Principals of The Alta Group, from our offices throughout the world, particularly the Latin American Region, participated in the research and analysis for this White Paper. Lessors with experience in Brazil also provided valuable assistance. It is hoped that this information will assist lessors in gaining an important "first-mover" advantage into this rapidly developing market.
John C. Deane
Managing Principal
The Alta Group
Brazil is a large, growing, attractive market for those in the equipment financing industry. Brazil is home to the world's 11th largest economy, with a 2007 GDP of $1.3 trillion, and it has a vibrant, established leasing and financing industry dating to the mid-1960s. Company equipment financing portfolios totaled US$27.6 billion as of September 2007.
Motor vehicles are, by far, the most commonly leased assets in Brazil, and they account for over 82% of lessors' portfolios. Machinery, equipment and I/T assets comprise most of the rest. Residual value leases are well-established in the motor vehicle leasing market, but are relatively new for most other types of assets. Non-vehicle used equipment markets are not yet well-developed.
Unlike most North American and European countries, equipment financing is highly-regulated in Brazil. The creation of both major types of leasing entities – SAMs (Sociedades de Arrendamento Mercantil) and Banco Multiplos – require approval from the Central Bank. There are a number of important tax and funding regulations that pertain to lessors; for example, minimum paid-in capital is R$7 million (approximately US$4.1 million) for leasing portfolios and R$17.5 million (approximately US$10.3 million) for commercial bank portfolios, but can be much higher depending on variables such as number of branch offices or percent of risk-weighted assets.
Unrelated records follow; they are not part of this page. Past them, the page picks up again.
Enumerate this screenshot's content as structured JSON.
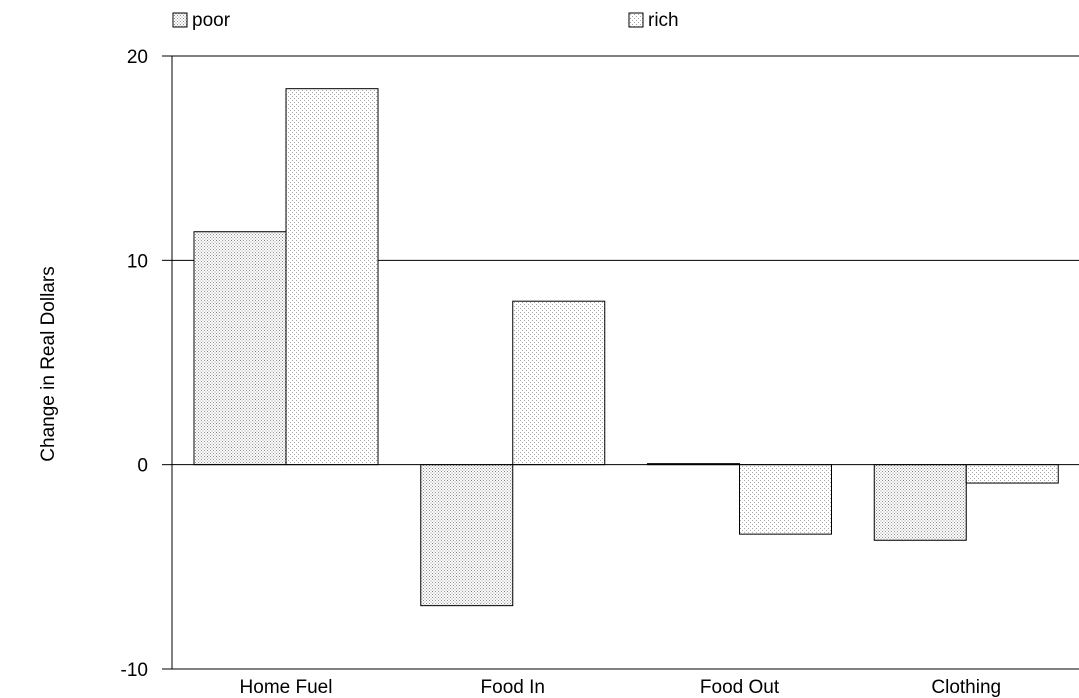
{
  "chart_data": {
    "type": "bar",
    "categories": [
      "Home Fuel",
      "Food In",
      "Food Out",
      "Clothing"
    ],
    "series": [
      {
        "name": "poor",
        "values": [
          11.4,
          -6.9,
          0.05,
          -3.7
        ],
        "pattern_color": "#8f8f8f"
      },
      {
        "name": "rich",
        "values": [
          18.4,
          8.0,
          -3.4,
          -0.9
        ],
        "pattern_color": "#a9a9a9"
      }
    ],
    "ylabel": "Change in Real Dollars",
    "xlabel": "",
    "title": "",
    "ylim": [
      -10,
      20
    ],
    "yticks": [
      20,
      10,
      0,
      -10
    ],
    "grid": "horizontal",
    "legend": "top",
    "colors": {
      "axis": "#000000",
      "bar_fill": "#ffffff",
      "bar_stroke": "#000000"
    }
  }
}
Effective risk management for equipment financing activities in Brazil is critical for success. The availability of reliable credit information is a concern, despite the development of a large, private credit agency (Serasa) and the existence of a public credit bureau managed by the Central Bank. That notwithstanding, credit loss experience has been good among existing lessors in Brazil, most of which cite the importance of local knowledge in making informed credit decisions. New market entrants should consider the viability of using local lessors with extensive credit expertise and knowledge of local markets as partners for that purpose. Other risk parameters in Brazil requiring particular attention include currency and interest rate volatility (hedges are available for Banco Multiplos), recourse risk (the court system is inefficient), and regulatory compliance with the Central Bank.
Brazil's work force is highly-educated, but finding employees with meaningful financing experience can be difficult. English skills are reasonably common among top management at larger companies (though less-so among others). Keys to success in the Brazilian equipment financing market are similar to those in most countries: a strong focus on risk management, careful adherence to Central Bank regulations, and effective employee recruitment and retention.